In der ausverkauften Ludwigsburger Stadtkirche feiert die Sängerin Rebekka Bakken am Mittwoch mit ihrem Projekt „Norwegian Spirits“ Premiere. Sie begeistert das Publikum mit mutigen Interpretationen norwegischer Kirchenlieder – und einem Dylan-Klassiker.

Ludwigsburg - Eine lange Menschenschlange ragt am Mittwoch vor der evangelischen Stadtkirche in den Ludwigsburger Marktplatz. Einzelne suchen noch verzweifelt Karten für das Konzert der Singer-Songwriterin Rebekka Bakken, die an diesem Abend mit den Musikern Knut Reiersrud und Iver Kleive ein rund 90-minütiges Programm unter dem Titel „Norwegian Spirits“ präsentiert. Die Produktion der Ludwigsburger Schlossfestspiele ist bereits vier Wochen vor dem Termin ausverkauft. Umso glücklicher sind die rund 660 Gäste, die für diese einzigartige Premiere einen Platz ergattern konnten.

 

Die Bühne ist schlicht. Eine Auswahl an Gitarren, die um Reiersruds Stuhl drapiert ist, ist das einzige dekorative Element. Die Lichtinszenierung ist auf die Lokalität abgestimmt, ohne auf das richtige Maß an Dramatik zu verzichten. Auf den Stuhlreihen erwarten die Gäste gespannt die drei Musiker aus Norwegen.

Begleitet von Kleive an der Orgel eröffnet Bakken pünktlich das Programm mit traditionellen Stücken aus ihrer Heimat. Ein Engel im höllisch heißen Outfit – das Bild schießt einem bei Bakkens Anblick unvermeidlich in den Kopf. Die klassische Schönheit tritt in einer schwarzen Abendrobe vor ihr Publikum. Sie trägt ihr langes Haar offen und steht auf High-Heels, die fast einen Waffenschein voraussetzen. Sicherlich wird es einer großartigen Sängerin wie Bakken nicht gerecht, vor ihrer Stimmgewalt ihr Erscheinungsbild zu rezensieren, doch wie vieles an diesem Abend ist ihr Outfit und insbesondere ihr Schuhwerk kein Zufall, sondern der mutige Stilbruch einer selbstbewussten und erfahrenen Künstlerin.

Eine halbe Stunde Pause

Mit einer fesselnden Inbrunst trägt sie eine Auswahl an norwegischen Kirchenliedern vor. Ihre Stimme gleitet dabei mühelos über die Oktaven. Bakkens Auftreten ist fokussiert, sie spart sich ausladende Gesten. Andächtig faltet sie zwischendurch immer wieder die Hände und lauscht ihren Musikern, die die einfachen Melodien in einem Spektrum zwischen sphärisch und spannungsreich vortragen. Bakkens Stimme klingt in dem Gotteshaus noch brillanter als auf ihren Aufnahmen.
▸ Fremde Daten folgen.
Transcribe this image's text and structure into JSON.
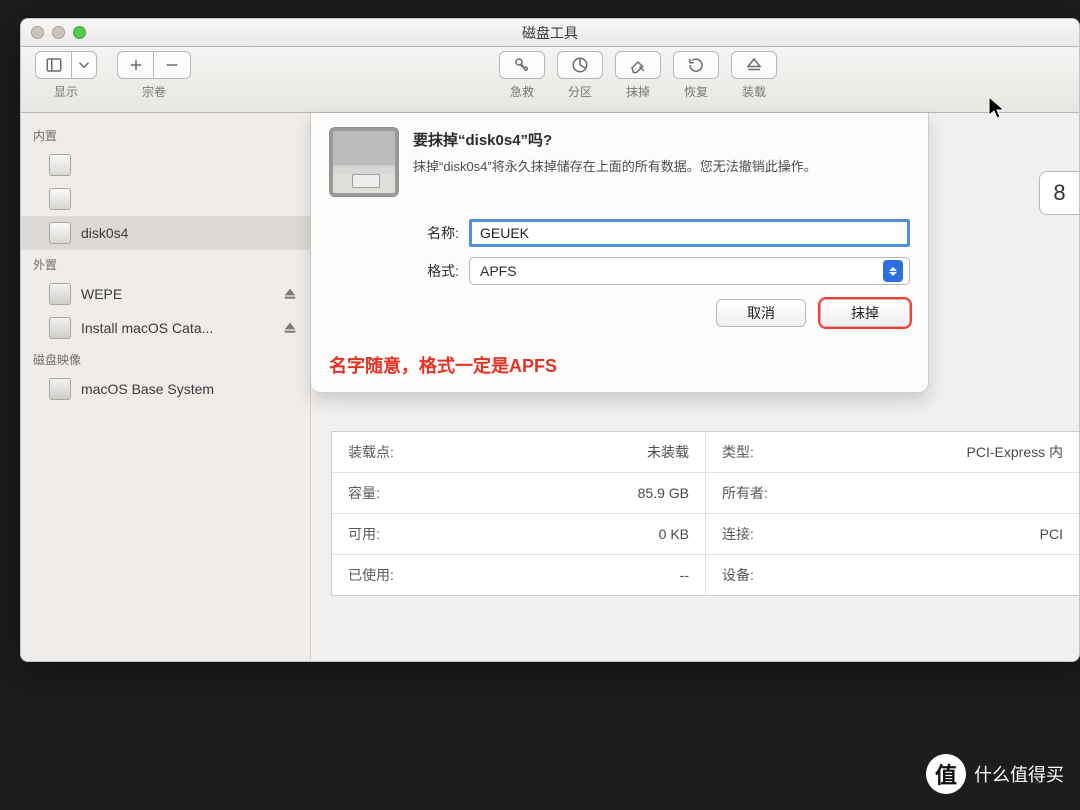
{
  "window": {
    "title": "磁盘工具"
  },
  "toolbar": {
    "view_label": "显示",
    "volume_label": "宗卷",
    "center": [
      {
        "name": "firstaid",
        "label": "急救"
      },
      {
        "name": "partition",
        "label": "分区"
      },
      {
        "name": "erase",
        "label": "抹掉"
      },
      {
        "name": "restore",
        "label": "恢复"
      },
      {
        "name": "mount",
        "label": "装载"
      }
    ]
  },
  "info_button": "8",
  "sidebar": {
    "sections": [
      {
        "header": "内置",
        "items": [
          {
            "name": "internal-disk-0",
            "label": "",
            "icon": "hdd"
          },
          {
            "name": "internal-disk-1",
            "label": "",
            "icon": "hdd"
          },
          {
            "name": "internal-disk0s4",
            "label": "disk0s4",
            "icon": "hdd",
            "selected": true
          }
        ]
      },
      {
        "header": "外置",
        "items": [
          {
            "name": "ext-wepe",
            "label": "WEPE",
            "icon": "ext",
            "eject": true
          },
          {
            "name": "ext-install-catalina",
            "label": "Install macOS Cata...",
            "icon": "ext",
            "eject": true
          }
        ]
      },
      {
        "header": "磁盘映像",
        "items": [
          {
            "name": "img-base-system",
            "label": "macOS Base System",
            "icon": "ext"
          }
        ]
      }
    ]
  },
  "sheet": {
    "title": "要抹掉“disk0s4”吗?",
    "message": "抹掉“disk0s4”将永久抹掉储存在上面的所有数据。您无法撤销此操作。",
    "name_label": "名称:",
    "name_value": "GEUEK",
    "format_label": "格式:",
    "format_value": "APFS",
    "cancel": "取消",
    "erase": "抹掉"
  },
  "annotation": "名字随意，格式一定是APFS",
  "details": {
    "rows": [
      {
        "left_key": "装载点:",
        "left_val": "未装载",
        "right_key": "类型:",
        "right_val": "PCI-Express 内"
      },
      {
        "left_key": "容量:",
        "left_val": "85.9 GB",
        "right_key": "所有者:",
        "right_val": ""
      },
      {
        "left_key": "可用:",
        "left_val": "0 KB",
        "right_key": "连接:",
        "right_val": "PCI"
      },
      {
        "left_key": "已使用:",
        "left_val": "--",
        "right_key": "设备:",
        "right_val": ""
      }
    ]
  },
  "watermark": "什么值得买"
}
Nach wenigen Stücken geht die Sängerin für eine knappe halbe Stunde von der Bühne und überlässt das Rampenlicht ihren Musikerkollegen Kleive und Reiersrud. Letzterer schafft es problemlos und im Sitzen das Publikum zu begeistern. Der Ausnahmemusiker entlockt seiner E-Gitarre Klänge, die an Vogelgezwitscher oder das Läuten von Kirchenglocken erinnern und erweitert sein Instrument damit virtuos zum Orchester. Das Publikum feiert ihn mit lautem Applaus. Der ein oder andere zieht zum Sitznachbarn flüsternd Jimi Hendrix als Vergleich heran.

Neben den norwegischen Kirchenliedern und dem Orgelwerk „Fantasie G-Dur BWV 572“ von Johann Sebastian Bach finden auch zwei Popklassiker ihren Platz im Programm. Bakken steigt nach ihrer Pause mit Bob Dylans „Blowing in the Wind“ wieder in das Konzert ein. Sie trägt den Evergreen A Cappella vor. Ihre Version hört sich charmant improvisiert an.
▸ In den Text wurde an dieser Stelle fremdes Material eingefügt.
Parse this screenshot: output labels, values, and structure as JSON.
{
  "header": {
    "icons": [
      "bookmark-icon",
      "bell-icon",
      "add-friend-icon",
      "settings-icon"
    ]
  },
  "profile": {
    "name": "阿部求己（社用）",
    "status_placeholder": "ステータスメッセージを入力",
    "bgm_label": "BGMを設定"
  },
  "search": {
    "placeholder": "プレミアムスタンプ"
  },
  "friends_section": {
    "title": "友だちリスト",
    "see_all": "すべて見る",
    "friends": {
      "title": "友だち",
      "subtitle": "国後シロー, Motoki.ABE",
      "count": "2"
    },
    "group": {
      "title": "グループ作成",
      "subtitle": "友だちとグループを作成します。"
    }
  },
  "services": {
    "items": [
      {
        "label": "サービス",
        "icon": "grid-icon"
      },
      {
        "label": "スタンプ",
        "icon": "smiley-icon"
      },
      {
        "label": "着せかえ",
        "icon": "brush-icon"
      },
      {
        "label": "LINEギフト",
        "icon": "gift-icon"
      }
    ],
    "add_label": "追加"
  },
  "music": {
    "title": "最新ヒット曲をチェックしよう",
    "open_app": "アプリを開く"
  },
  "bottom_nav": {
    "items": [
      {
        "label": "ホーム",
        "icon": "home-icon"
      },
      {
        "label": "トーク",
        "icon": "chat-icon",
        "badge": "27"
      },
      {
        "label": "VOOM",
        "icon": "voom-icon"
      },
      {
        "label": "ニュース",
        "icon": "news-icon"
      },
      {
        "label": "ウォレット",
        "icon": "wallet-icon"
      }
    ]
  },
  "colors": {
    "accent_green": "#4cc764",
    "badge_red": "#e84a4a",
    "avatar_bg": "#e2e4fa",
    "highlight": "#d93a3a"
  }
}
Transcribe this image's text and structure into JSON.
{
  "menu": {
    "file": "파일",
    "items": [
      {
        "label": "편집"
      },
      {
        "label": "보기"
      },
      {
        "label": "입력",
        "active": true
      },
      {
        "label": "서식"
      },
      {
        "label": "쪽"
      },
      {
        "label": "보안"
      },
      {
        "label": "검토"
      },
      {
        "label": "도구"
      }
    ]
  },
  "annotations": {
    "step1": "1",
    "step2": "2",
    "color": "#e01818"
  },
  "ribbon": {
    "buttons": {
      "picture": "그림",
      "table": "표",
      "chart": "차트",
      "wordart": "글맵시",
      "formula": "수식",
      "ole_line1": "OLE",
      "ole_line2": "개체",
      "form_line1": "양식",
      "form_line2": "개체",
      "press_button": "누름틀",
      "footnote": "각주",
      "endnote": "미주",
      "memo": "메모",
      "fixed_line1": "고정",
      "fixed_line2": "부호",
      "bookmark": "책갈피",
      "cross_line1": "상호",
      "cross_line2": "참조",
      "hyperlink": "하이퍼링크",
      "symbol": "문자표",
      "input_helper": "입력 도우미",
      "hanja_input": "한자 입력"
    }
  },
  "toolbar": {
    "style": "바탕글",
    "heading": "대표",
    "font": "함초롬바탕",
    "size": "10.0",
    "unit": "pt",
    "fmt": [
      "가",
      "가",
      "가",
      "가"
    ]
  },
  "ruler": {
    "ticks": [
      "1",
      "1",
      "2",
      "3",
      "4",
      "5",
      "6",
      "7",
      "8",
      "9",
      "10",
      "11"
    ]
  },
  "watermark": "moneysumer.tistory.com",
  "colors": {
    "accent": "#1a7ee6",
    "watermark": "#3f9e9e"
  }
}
Zusammengefasst ist „Norwegian Spirits“ ein gelungenes Experiment mit dem es die drei Musiker immer wieder schaffen, das Publikum zu verwirren, in ihren Bann zu ziehen und Gänsehautmomente zu kreieren. Mit der Zugabe „Wie soll ich dich empfangen“ beschließen Bakken, Reiersrud und Kleive einen sehr besonderen Abend.